Deyim anlamıyla “gün yüzü” de gördüğüm pek söylenemez! Her bakımından, her zaman kuşatılmış halde yaşadı benim kuşak!
İnsanın yazgısını paylaşan şiir, binyıllardır yankılanıyor dünyamızda! Ruhsal olarak daraltılan her dönemde de "Şiir, ömrünü tamamladı!", denmiş. Şairlerse kesintisiz birer meşale olarak yerleşmişler çağlarına! En sıkıntılı dönemler, en sıkı şairlerin biçimlendiği dönemlerdir! Çığlıkları yankılanaduruyor şairlerin öldükten sonra da!
Biz şairler sabırsızız ve yerden göğe kadar da haklıyız bu tavrımızda! Ve zaman sonsuz, uçan da ömrümüzdür sonuçta!

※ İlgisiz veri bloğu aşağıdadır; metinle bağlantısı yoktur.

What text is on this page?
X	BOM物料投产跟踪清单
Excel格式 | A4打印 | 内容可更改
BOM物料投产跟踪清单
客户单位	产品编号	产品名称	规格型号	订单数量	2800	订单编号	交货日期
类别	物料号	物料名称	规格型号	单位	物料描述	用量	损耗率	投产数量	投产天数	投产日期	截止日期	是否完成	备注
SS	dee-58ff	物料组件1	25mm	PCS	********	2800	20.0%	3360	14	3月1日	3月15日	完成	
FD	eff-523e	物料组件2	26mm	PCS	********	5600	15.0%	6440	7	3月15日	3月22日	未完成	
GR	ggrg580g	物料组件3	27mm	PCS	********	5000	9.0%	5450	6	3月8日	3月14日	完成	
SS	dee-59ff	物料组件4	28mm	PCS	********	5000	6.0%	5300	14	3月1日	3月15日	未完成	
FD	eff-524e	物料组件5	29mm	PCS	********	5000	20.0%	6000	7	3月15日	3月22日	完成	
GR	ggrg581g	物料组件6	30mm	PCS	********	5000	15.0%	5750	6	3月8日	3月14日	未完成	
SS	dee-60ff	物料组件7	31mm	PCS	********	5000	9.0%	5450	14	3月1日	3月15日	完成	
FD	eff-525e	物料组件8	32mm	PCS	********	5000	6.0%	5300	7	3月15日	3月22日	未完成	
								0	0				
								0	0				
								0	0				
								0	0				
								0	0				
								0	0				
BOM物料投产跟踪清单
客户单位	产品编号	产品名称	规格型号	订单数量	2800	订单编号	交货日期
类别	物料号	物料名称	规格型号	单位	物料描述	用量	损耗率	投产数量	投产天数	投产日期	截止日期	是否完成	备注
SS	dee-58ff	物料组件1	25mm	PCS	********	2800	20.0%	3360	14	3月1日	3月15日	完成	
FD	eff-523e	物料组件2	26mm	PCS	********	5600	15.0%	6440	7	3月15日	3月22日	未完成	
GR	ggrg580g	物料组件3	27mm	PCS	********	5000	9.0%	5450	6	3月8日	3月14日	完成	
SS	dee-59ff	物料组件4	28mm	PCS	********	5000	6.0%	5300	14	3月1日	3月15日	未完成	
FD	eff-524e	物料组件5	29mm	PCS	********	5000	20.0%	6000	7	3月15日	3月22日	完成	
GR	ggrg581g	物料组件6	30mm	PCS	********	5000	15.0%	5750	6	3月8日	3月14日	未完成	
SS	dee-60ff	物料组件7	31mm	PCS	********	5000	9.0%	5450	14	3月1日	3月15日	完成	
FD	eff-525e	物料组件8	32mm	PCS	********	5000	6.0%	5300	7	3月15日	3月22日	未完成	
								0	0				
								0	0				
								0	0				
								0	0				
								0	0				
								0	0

Bir şair olarak sınırlılığa lanet olsun diyorum! Beyni olan insanın varoluşsal çaresizliğine, insanlık adına yuh olsun diyorum!
Şiirlerim, güç odaklarının tekelinde şiirler değil öyle! Şiirlerim, biz ölümlü insanlar gibi faniliği ve öyle kolayına yok olmaya yargılılığı asla kabullenmez! Benim için özgür yarınlar ulaşılmaz olsa da şiirlerim için asla! İşte ben bununla gurur duyuyorum! Anlayana!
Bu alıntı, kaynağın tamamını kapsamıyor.